Maybe meditation and quieting ourselves is really a way to notice the energy of the world around us that we mask by our activity. Crickets chirping, air moving, birds flying, the world is never still. As Heraclitus first posited, It seems that the very nature of existence is change. The underlying elemental force is fire according to Heraclitus. The world is dynamic, alive and buzzing. Yet we barely notice. For modern humans, being still mainly involves turning off the television, taking off the headphones, closing the laptop, and unplugging the phone. This only gets us to the point where we ourselves are still and silent. That is when we begin to notice that the world is not silent. There are engines, motors, cars, people, planes, lights, power lines, computers and lots of machines that constitute a low buzz of man-made noise that fills our lives.
Yet, if we were to find a place where these things were absent we would notice that the world itself is alive with noise, activity and life. There’s a constant flow of change, growth, birth, death, eating, pooping, playing, singing, yelling, fighting, crying and laughing going on all around us. Some of it under our feet, in the soil or the water, where it is invisible to us. Some of it in trees, on the ground, in the air or hidden in holes of caves. One of the most profound moments of my life was on a tiny island in the middle of the Boundary Waters, where engines were not allowed. I spent 45 minutes alone observing, thinking, praying and listening. It was certainly the closest I have felt to nature.
I had a thought on that island that has stuck with me over the years. I suddenly realized that all the activity and life I witnessed around me continued all the time whether or not I, or anyone else was there to pay attention. This is not a philosophical statement about the nature of reality, but a realization about the nature of nature. In our own place of stillness and quiet we are able to feel connected to that which continues without us, without our constant attention, care and maintenance.
In the oft-quoted verse above there is a connection between stillness, knowing God and God’s revelation of Godself through nature. We have a very Greek understanding of what it means to “know” something or someone. In Hebrew the idea of “knowing” something or someone connotes a relational way of knowing. We don’t know the thing in itself. We know it as we relate to it. Knowing God is relating to God and being in relationship. One of the ways we do this is through nature and the kind of stillness that creates an awareness of our connection to the earth, other humans and therefore God.

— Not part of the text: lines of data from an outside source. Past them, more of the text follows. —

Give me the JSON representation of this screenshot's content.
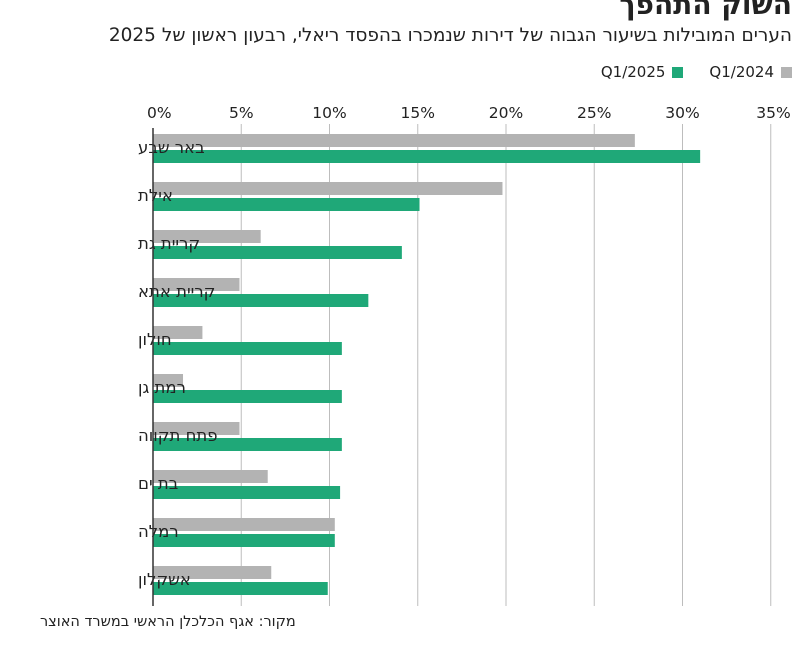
{
  "header": {
    "title": "השוק התהפך",
    "subtitle": "הערים המובילות בשיעור הגבוה של דירות שנמכרו בהפסד ריאלי, רבעון ראשון של 2025"
  },
  "legend": {
    "items": [
      {
        "label": "Q1/2024",
        "color": "#b3b3b3"
      },
      {
        "label": "Q1/2025",
        "color": "#1fa878"
      }
    ]
  },
  "source": "מקור: אגף הכלכלן הראשי במשרד האוצר",
  "chart_data": {
    "type": "bar",
    "orientation": "horizontal",
    "title": "השוק התהפך",
    "categories": [
      "באר שבע",
      "אילת",
      "קריית גת",
      "קריית אתא",
      "חולון",
      "רמת גן",
      "פתח תקווה",
      "בת ים",
      "רמלה",
      "אשקלון"
    ],
    "series": [
      {
        "name": "Q1/2024",
        "color": "#b3b3b3",
        "values": [
          27.3,
          19.8,
          6.1,
          4.9,
          2.8,
          1.7,
          4.9,
          6.5,
          10.3,
          6.7
        ]
      },
      {
        "name": "Q1/2025",
        "color": "#1fa878",
        "values": [
          31.0,
          15.1,
          14.1,
          12.2,
          10.7,
          10.7,
          10.7,
          10.6,
          10.3,
          9.9
        ]
      }
    ],
    "x_ticks": [
      "0%",
      "5%",
      "10%",
      "15%",
      "20%",
      "25%",
      "30%",
      "35%"
    ],
    "xlim": [
      0,
      35
    ],
    "grid": true,
    "legend_position": "top-right",
    "xlabel": "",
    "ylabel": ""
  }
}
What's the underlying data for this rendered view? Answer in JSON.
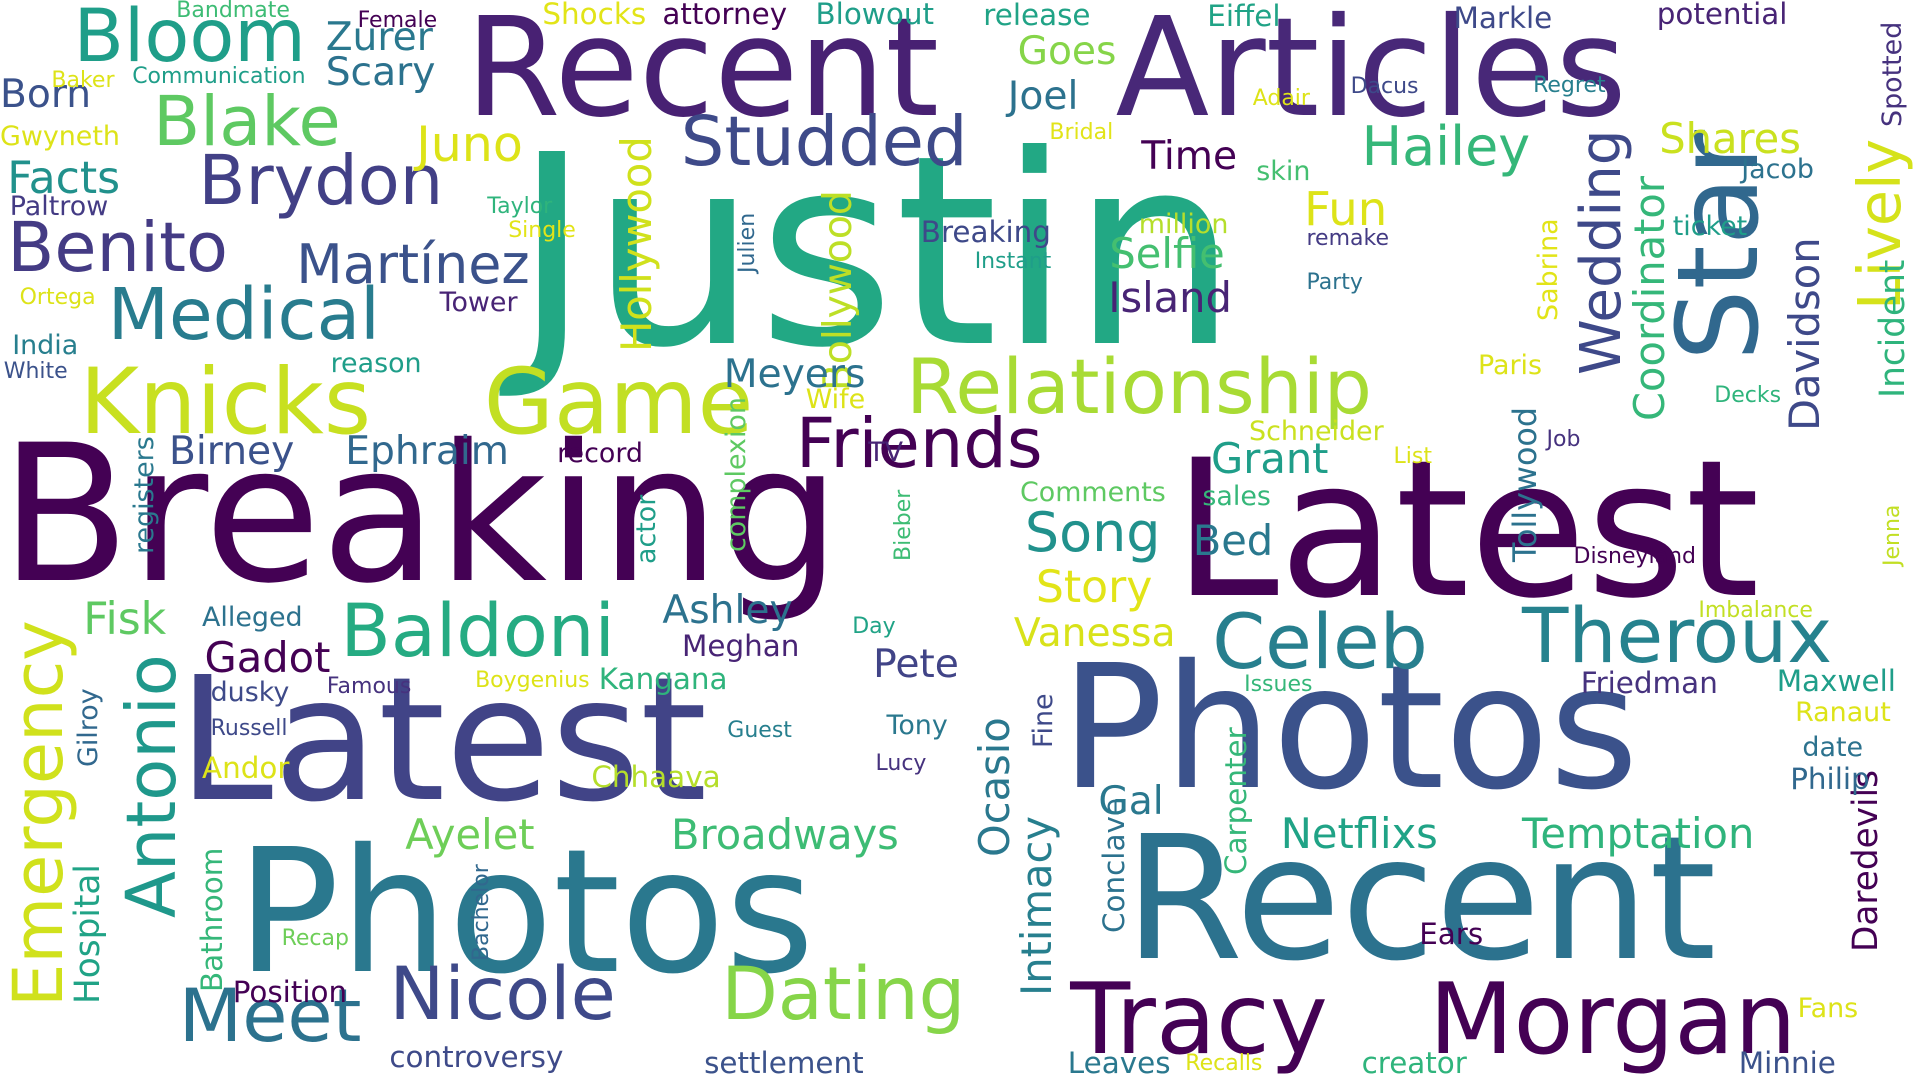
{
  "word_cloud": {
    "palette": "viridis",
    "background": "#ffffff",
    "words": [
      {
        "text": "Justin",
        "color": "#22a884"
      },
      {
        "text": "Breaking",
        "color": "#440154"
      },
      {
        "text": "Latest",
        "color": "#440154"
      },
      {
        "text": "Latest",
        "color": "#414487"
      },
      {
        "text": "Photos",
        "color": "#3b528b"
      },
      {
        "text": "Photos",
        "color": "#2a788e"
      },
      {
        "text": "Recent",
        "color": "#2c728e"
      },
      {
        "text": "Recent",
        "color": "#482173"
      },
      {
        "text": "Articles",
        "color": "#482878"
      },
      {
        "text": "Star",
        "color": "#31688e"
      },
      {
        "text": "Tracy",
        "color": "#440154"
      },
      {
        "text": "Morgan",
        "color": "#440154"
      },
      {
        "text": "Knicks",
        "color": "#c8e020"
      },
      {
        "text": "Game",
        "color": "#c2df23"
      },
      {
        "text": "Relationship",
        "color": "#a8db34"
      },
      {
        "text": "Celeb",
        "color": "#277f8e"
      },
      {
        "text": "Theroux",
        "color": "#26828e"
      },
      {
        "text": "Baldoni",
        "color": "#25ab82"
      },
      {
        "text": "Nicole",
        "color": "#3e4989"
      },
      {
        "text": "Dating",
        "color": "#86d549"
      },
      {
        "text": "Meet",
        "color": "#2c728e"
      },
      {
        "text": "Emergency",
        "color": "#d0e11c"
      },
      {
        "text": "Antonio",
        "color": "#1f988b"
      },
      {
        "text": "Studded",
        "color": "#3e4a89"
      },
      {
        "text": "Brydon",
        "color": "#424086"
      },
      {
        "text": "Benito",
        "color": "#443b84"
      },
      {
        "text": "Martínez",
        "color": "#3b528b"
      },
      {
        "text": "Medical",
        "color": "#287c8e"
      },
      {
        "text": "Bloom",
        "color": "#1f9e89"
      },
      {
        "text": "Blake",
        "color": "#5ec962"
      },
      {
        "text": "Wedding",
        "color": "#3e4989"
      },
      {
        "text": "Lively",
        "color": "#d5e21a"
      },
      {
        "text": "Friends",
        "color": "#440154"
      },
      {
        "text": "Island",
        "color": "#482475"
      },
      {
        "text": "Selfie",
        "color": "#44bf70"
      },
      {
        "text": "Hailey",
        "color": "#35b779"
      },
      {
        "text": "Song",
        "color": "#21918c"
      },
      {
        "text": "Story",
        "color": "#e2e418"
      },
      {
        "text": "Vanessa",
        "color": "#d8e219"
      },
      {
        "text": "Grant",
        "color": "#1f9e89"
      },
      {
        "text": "Bed",
        "color": "#2a788e"
      },
      {
        "text": "Netflixs",
        "color": "#20a386"
      },
      {
        "text": "Temptation",
        "color": "#2fb47c"
      },
      {
        "text": "Broadways",
        "color": "#3dbc74"
      },
      {
        "text": "Ayelet",
        "color": "#6ece58"
      },
      {
        "text": "Ocasio",
        "color": "#2a788e"
      },
      {
        "text": "Intimacy",
        "color": "#277f8e"
      },
      {
        "text": "Davidson",
        "color": "#3e4989"
      },
      {
        "text": "Coordinator",
        "color": "#35b779"
      },
      {
        "text": "Incident",
        "color": "#2fb47c"
      },
      {
        "text": "Daredevils",
        "color": "#440154"
      },
      {
        "text": "Hospital",
        "color": "#20a386"
      },
      {
        "text": "Bathroom",
        "color": "#35b779"
      },
      {
        "text": "Juno",
        "color": "#dde318"
      },
      {
        "text": "Hollywood",
        "color": "#d0e11c"
      },
      {
        "text": "Bollywood",
        "color": "#bddf26"
      },
      {
        "text": "Tollywood",
        "color": "#2c728e"
      },
      {
        "text": "Shares",
        "color": "#cae11f"
      },
      {
        "text": "Spotted",
        "color": "#46327e"
      },
      {
        "text": "Meyers",
        "color": "#2c728e"
      },
      {
        "text": "Birney",
        "color": "#3b528b"
      },
      {
        "text": "Ephraim",
        "color": "#31688e"
      },
      {
        "text": "Ashley",
        "color": "#2c728e"
      },
      {
        "text": "Gadot",
        "color": "#440154"
      },
      {
        "text": "Pete",
        "color": "#414487"
      },
      {
        "text": "Fisk",
        "color": "#5ec962"
      },
      {
        "text": "Facts",
        "color": "#21918c"
      },
      {
        "text": "Born",
        "color": "#3b528b"
      },
      {
        "text": "Scary",
        "color": "#2c728e"
      },
      {
        "text": "Zurer",
        "color": "#2a788e"
      },
      {
        "text": "Goes",
        "color": "#86d549"
      },
      {
        "text": "Joel",
        "color": "#2c728e"
      },
      {
        "text": "Time",
        "color": "#440154"
      },
      {
        "text": "Fun",
        "color": "#dde318"
      },
      {
        "text": "Eiffel",
        "color": "#20a386"
      },
      {
        "text": "Markle",
        "color": "#3e4989"
      },
      {
        "text": "Sabrina",
        "color": "#e2e418"
      },
      {
        "text": "Carpenter",
        "color": "#35b779"
      },
      {
        "text": "Conclave",
        "color": "#2c728e"
      },
      {
        "text": "Gal",
        "color": "#2a788e"
      },
      {
        "text": "Kangana",
        "color": "#2fb47c"
      },
      {
        "text": "Meghan",
        "color": "#482475"
      },
      {
        "text": "Chhaava",
        "color": "#b5de2b"
      },
      {
        "text": "Andor",
        "color": "#dde318"
      },
      {
        "text": "Gilroy",
        "color": "#31688e"
      },
      {
        "text": "Position",
        "color": "#440154"
      },
      {
        "text": "controversy",
        "color": "#3e4a89"
      },
      {
        "text": "settlement",
        "color": "#3b528b"
      },
      {
        "text": "Leaves",
        "color": "#2a788e"
      },
      {
        "text": "Recalls",
        "color": "#dde318"
      },
      {
        "text": "creator",
        "color": "#2fb47c"
      },
      {
        "text": "Minnie",
        "color": "#3b528b"
      },
      {
        "text": "Fans",
        "color": "#dde318"
      },
      {
        "text": "Ears",
        "color": "#440154"
      },
      {
        "text": "Philip",
        "color": "#31688e"
      },
      {
        "text": "date",
        "color": "#2c728e"
      },
      {
        "text": "Ranaut",
        "color": "#dde318"
      },
      {
        "text": "Maxwell",
        "color": "#1f9e89"
      },
      {
        "text": "Friedman",
        "color": "#46327e"
      },
      {
        "text": "Issues",
        "color": "#35b779"
      },
      {
        "text": "Imbalance",
        "color": "#c2df23"
      },
      {
        "text": "Disneyland",
        "color": "#440154"
      },
      {
        "text": "Jenna",
        "color": "#c2df23"
      },
      {
        "text": "Bieber",
        "color": "#3dbc74"
      },
      {
        "text": "TV",
        "color": "#482475"
      },
      {
        "text": "Comments",
        "color": "#5ec962"
      },
      {
        "text": "sales",
        "color": "#35b779"
      },
      {
        "text": "Schneider",
        "color": "#cae11f"
      },
      {
        "text": "List",
        "color": "#dde318"
      },
      {
        "text": "Job",
        "color": "#46327e"
      },
      {
        "text": "Decks",
        "color": "#2fb47c"
      },
      {
        "text": "Paris",
        "color": "#dde318"
      },
      {
        "text": "Wife",
        "color": "#dde318"
      },
      {
        "text": "record",
        "color": "#440154"
      },
      {
        "text": "complexion",
        "color": "#5ec962"
      },
      {
        "text": "actor",
        "color": "#1f9e89"
      },
      {
        "text": "registers",
        "color": "#2a788e"
      },
      {
        "text": "reason",
        "color": "#1f9e89"
      },
      {
        "text": "Tower",
        "color": "#482475"
      },
      {
        "text": "Julien",
        "color": "#31688e"
      },
      {
        "text": "Breaking",
        "color": "#3e4989"
      },
      {
        "text": "Instant",
        "color": "#1f9e89"
      },
      {
        "text": "million",
        "color": "#b5de2b"
      },
      {
        "text": "remake",
        "color": "#443b84"
      },
      {
        "text": "Party",
        "color": "#2c728e"
      },
      {
        "text": "ticket",
        "color": "#1f9e89"
      },
      {
        "text": "Jacob",
        "color": "#2c728e"
      },
      {
        "text": "skin",
        "color": "#44bf70"
      },
      {
        "text": "Bridal",
        "color": "#e2e418"
      },
      {
        "text": "Adair",
        "color": "#dde318"
      },
      {
        "text": "Dacus",
        "color": "#3e4989"
      },
      {
        "text": "Regret",
        "color": "#277f8e"
      },
      {
        "text": "potential",
        "color": "#482475"
      },
      {
        "text": "release",
        "color": "#20a386"
      },
      {
        "text": "Blowout",
        "color": "#1f9e89"
      },
      {
        "text": "attorney",
        "color": "#440154"
      },
      {
        "text": "Shocks",
        "color": "#e2e418"
      },
      {
        "text": "Female",
        "color": "#440154"
      },
      {
        "text": "Bandmate",
        "color": "#3dbc74"
      },
      {
        "text": "Baker",
        "color": "#dde318"
      },
      {
        "text": "Communication",
        "color": "#1f9e89"
      },
      {
        "text": "Gwyneth",
        "color": "#dde318"
      },
      {
        "text": "Paltrow",
        "color": "#443b84"
      },
      {
        "text": "Taylor",
        "color": "#2fb47c"
      },
      {
        "text": "Single",
        "color": "#e2e418"
      },
      {
        "text": "Ortega",
        "color": "#dde318"
      },
      {
        "text": "India",
        "color": "#277f8e"
      },
      {
        "text": "White",
        "color": "#3b528b"
      },
      {
        "text": "Alleged",
        "color": "#2c728e"
      },
      {
        "text": "dusky",
        "color": "#3e4a89"
      },
      {
        "text": "Famous",
        "color": "#46327e"
      },
      {
        "text": "Boygenius",
        "color": "#dde318"
      },
      {
        "text": "Russell",
        "color": "#3e4989"
      },
      {
        "text": "Guest",
        "color": "#277f8e"
      },
      {
        "text": "Tony",
        "color": "#2a788e"
      },
      {
        "text": "Lucy",
        "color": "#46327e"
      },
      {
        "text": "Day",
        "color": "#20a386"
      },
      {
        "text": "Fine",
        "color": "#3e4989"
      },
      {
        "text": "Recap",
        "color": "#6ece58"
      },
      {
        "text": "Bachelor",
        "color": "#31688e"
      }
    ]
  }
}
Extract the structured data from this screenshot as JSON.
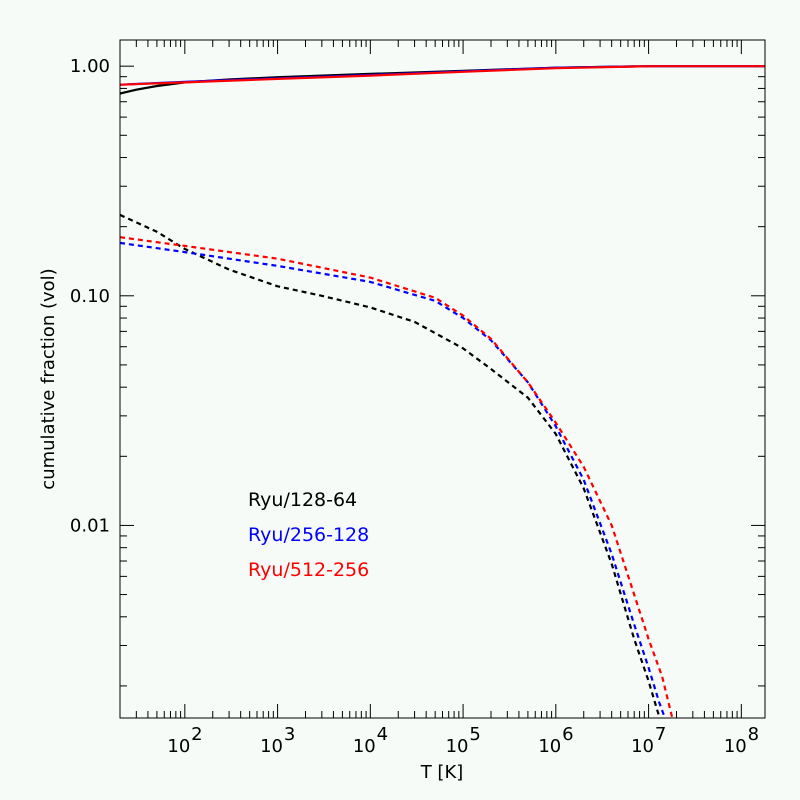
{
  "chart_data": {
    "type": "line",
    "xlabel": "T [K]",
    "ylabel": "cumulative fraction (vol)",
    "xscale": "log",
    "yscale": "log",
    "xlim": [
      20,
      180000000
    ],
    "ylim": [
      0.00145,
      1.3
    ],
    "x_tick_labels": [
      {
        "value": 100,
        "base": "10",
        "exp": "2"
      },
      {
        "value": 1000,
        "base": "10",
        "exp": "3"
      },
      {
        "value": 10000,
        "base": "10",
        "exp": "4"
      },
      {
        "value": 100000,
        "base": "10",
        "exp": "5"
      },
      {
        "value": 1000000,
        "base": "10",
        "exp": "6"
      },
      {
        "value": 10000000,
        "base": "10",
        "exp": "7"
      },
      {
        "value": 100000000,
        "base": "10",
        "exp": "8"
      }
    ],
    "y_tick_labels": [
      {
        "value": 1.0,
        "label": "1.00"
      },
      {
        "value": 0.1,
        "label": "0.10"
      },
      {
        "value": 0.01,
        "label": "0.01"
      }
    ],
    "grid": false,
    "legend_placement": "lower-left",
    "series": [
      {
        "name": "Ryu/128-64",
        "color": "#000000",
        "style": "solid",
        "x": [
          20,
          30,
          50,
          100,
          300,
          1000,
          10000,
          100000,
          1000000,
          10000000,
          180000000
        ],
        "y": [
          0.76,
          0.79,
          0.82,
          0.85,
          0.875,
          0.895,
          0.925,
          0.955,
          0.985,
          1.0,
          1.0
        ]
      },
      {
        "name": "Ryu/128-64",
        "color": "#000000",
        "style": "dashed",
        "x": [
          20,
          50,
          100,
          300,
          1000,
          3000,
          10000,
          30000,
          100000,
          200000,
          500000,
          1000000,
          2000000,
          4000000,
          7000000,
          10000000,
          12500000,
          14000000
        ],
        "y": [
          0.225,
          0.19,
          0.16,
          0.13,
          0.11,
          0.1,
          0.089,
          0.077,
          0.059,
          0.048,
          0.036,
          0.025,
          0.0145,
          0.0068,
          0.0032,
          0.0021,
          0.00155,
          0.00135
        ]
      },
      {
        "name": "Ryu/256-128",
        "color": "#0000ff",
        "style": "solid",
        "x": [
          20,
          100,
          1000,
          10000,
          100000,
          1000000,
          10000000,
          180000000
        ],
        "y": [
          0.83,
          0.855,
          0.885,
          0.915,
          0.95,
          0.985,
          1.0,
          1.0
        ]
      },
      {
        "name": "Ryu/256-128",
        "color": "#0000ff",
        "style": "dashed",
        "x": [
          20,
          100,
          1000,
          10000,
          50000,
          100000,
          200000,
          500000,
          1000000,
          2000000,
          4000000,
          7000000,
          10000000,
          13000000,
          16000000
        ],
        "y": [
          0.17,
          0.155,
          0.135,
          0.115,
          0.095,
          0.08,
          0.064,
          0.042,
          0.027,
          0.0158,
          0.0075,
          0.0037,
          0.0024,
          0.0017,
          0.00135
        ]
      },
      {
        "name": "Ryu/512-256",
        "color": "#ff0000",
        "style": "solid",
        "x": [
          20,
          100,
          1000,
          10000,
          100000,
          1000000,
          10000000,
          180000000
        ],
        "y": [
          0.83,
          0.85,
          0.88,
          0.91,
          0.945,
          0.98,
          1.0,
          1.0
        ]
      },
      {
        "name": "Ryu/512-256",
        "color": "#ff0000",
        "style": "dashed",
        "x": [
          20,
          100,
          1000,
          10000,
          50000,
          100000,
          200000,
          500000,
          1000000,
          2000000,
          4000000,
          7000000,
          10000000,
          14000000,
          18000000
        ],
        "y": [
          0.18,
          0.165,
          0.145,
          0.12,
          0.098,
          0.082,
          0.065,
          0.042,
          0.028,
          0.018,
          0.01,
          0.005,
          0.0032,
          0.0022,
          0.00145
        ]
      }
    ],
    "legend": [
      {
        "label": "Ryu/128-64",
        "color": "#000000"
      },
      {
        "label": "Ryu/256-128",
        "color": "#0000ff"
      },
      {
        "label": "Ryu/512-256",
        "color": "#ff0000"
      }
    ]
  }
}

The purpose of meditation, contemplation, centering prayer or whatever you call it is not to escape from the world and push it away, but to remove all of the obstacles and noise from our lives and minds that keep us from experiencing the world and knowing ourselves. There is no stillness. There is no quiet. We are always hurtling through space around the sun. There is always motion, change, growth, death. What we call stillness and quiet is our attempt to reconnect with this truth and this reality.